Chaotic Dynamics in Multi-LLM Deliberation
This addresses stability issues in multi-LLM governance systems, which is an incremental but important step for ensuring reliable collective AI decision-making.
The paper tackles the problem of instability in multi-LLM deliberation systems by modeling them as random dynamical systems and quantifying sensitivity using empirical Lyapunov exponents, finding that role differentiation and model heterogeneity cause elevated divergence even in deterministic regimes, with specific values like 0.0947 for mixed no-role committees.
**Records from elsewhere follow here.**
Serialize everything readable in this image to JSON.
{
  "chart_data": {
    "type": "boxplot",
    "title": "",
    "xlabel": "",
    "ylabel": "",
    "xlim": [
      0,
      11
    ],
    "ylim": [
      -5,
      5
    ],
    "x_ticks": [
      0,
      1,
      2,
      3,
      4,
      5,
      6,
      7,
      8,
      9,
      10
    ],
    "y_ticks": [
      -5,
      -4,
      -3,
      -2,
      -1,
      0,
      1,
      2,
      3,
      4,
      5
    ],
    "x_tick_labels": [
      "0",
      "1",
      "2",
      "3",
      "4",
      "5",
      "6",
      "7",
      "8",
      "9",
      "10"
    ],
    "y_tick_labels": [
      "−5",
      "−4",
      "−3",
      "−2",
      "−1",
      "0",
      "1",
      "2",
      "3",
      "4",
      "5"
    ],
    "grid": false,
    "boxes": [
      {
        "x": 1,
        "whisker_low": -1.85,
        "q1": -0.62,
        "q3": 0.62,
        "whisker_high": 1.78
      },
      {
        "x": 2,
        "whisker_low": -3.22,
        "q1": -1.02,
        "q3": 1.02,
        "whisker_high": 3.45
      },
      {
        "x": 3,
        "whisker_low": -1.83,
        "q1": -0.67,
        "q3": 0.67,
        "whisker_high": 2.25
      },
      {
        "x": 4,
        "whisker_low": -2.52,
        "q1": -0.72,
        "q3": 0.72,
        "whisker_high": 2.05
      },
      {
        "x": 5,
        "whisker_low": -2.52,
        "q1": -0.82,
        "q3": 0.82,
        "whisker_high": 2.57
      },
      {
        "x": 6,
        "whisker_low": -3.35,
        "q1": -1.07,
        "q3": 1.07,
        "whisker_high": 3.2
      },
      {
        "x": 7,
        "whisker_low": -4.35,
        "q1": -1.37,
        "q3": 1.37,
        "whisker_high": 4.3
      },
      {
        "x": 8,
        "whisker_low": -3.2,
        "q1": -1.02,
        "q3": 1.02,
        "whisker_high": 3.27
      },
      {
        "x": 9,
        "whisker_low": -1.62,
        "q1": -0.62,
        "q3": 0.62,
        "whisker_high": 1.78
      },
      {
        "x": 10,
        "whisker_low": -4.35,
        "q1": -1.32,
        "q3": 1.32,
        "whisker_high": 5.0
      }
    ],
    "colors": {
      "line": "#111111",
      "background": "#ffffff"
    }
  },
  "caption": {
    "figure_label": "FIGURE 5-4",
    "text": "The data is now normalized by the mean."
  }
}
Collective AI systems increasingly rely on multi-LLM deliberation, but their stability under repeated execution remains poorly characterized. We model five-agent LLM committees as random dynamical systems and quantify inter-run sensitivity using an empirical Lyapunov exponent ($\hatλ$) derived from trajectory divergence in committee mean preferences. Across 12 policy scenarios, a factorial design at $T=0$ identifies two independent routes to instability: role differentiation in homogeneous committees and model heterogeneity in no-role committees. Critically, these effects appear even in the $T=0$ regime where practitioners often expect deterministic behavior. In the HL-01 benchmark, both routes produce elevated divergence ($\hatλ=0.0541$ and $0.0947$, respectively), while homogeneous no-role committees also remain in a positive-divergence regime ($\hatλ=0.0221$). The combined mixed+roles condition is less unstable than mixed+no-role ($\hatλ=0.0519$ vs $0.0947$), showing non-additive interaction. Mechanistically, Chair-role ablation reduces $\hatλ$ most strongly, and targeted protocol variants that shorten memory windows further attenuate divergence. These results support stability auditing as a core design requirement for multi-LLM governance systems.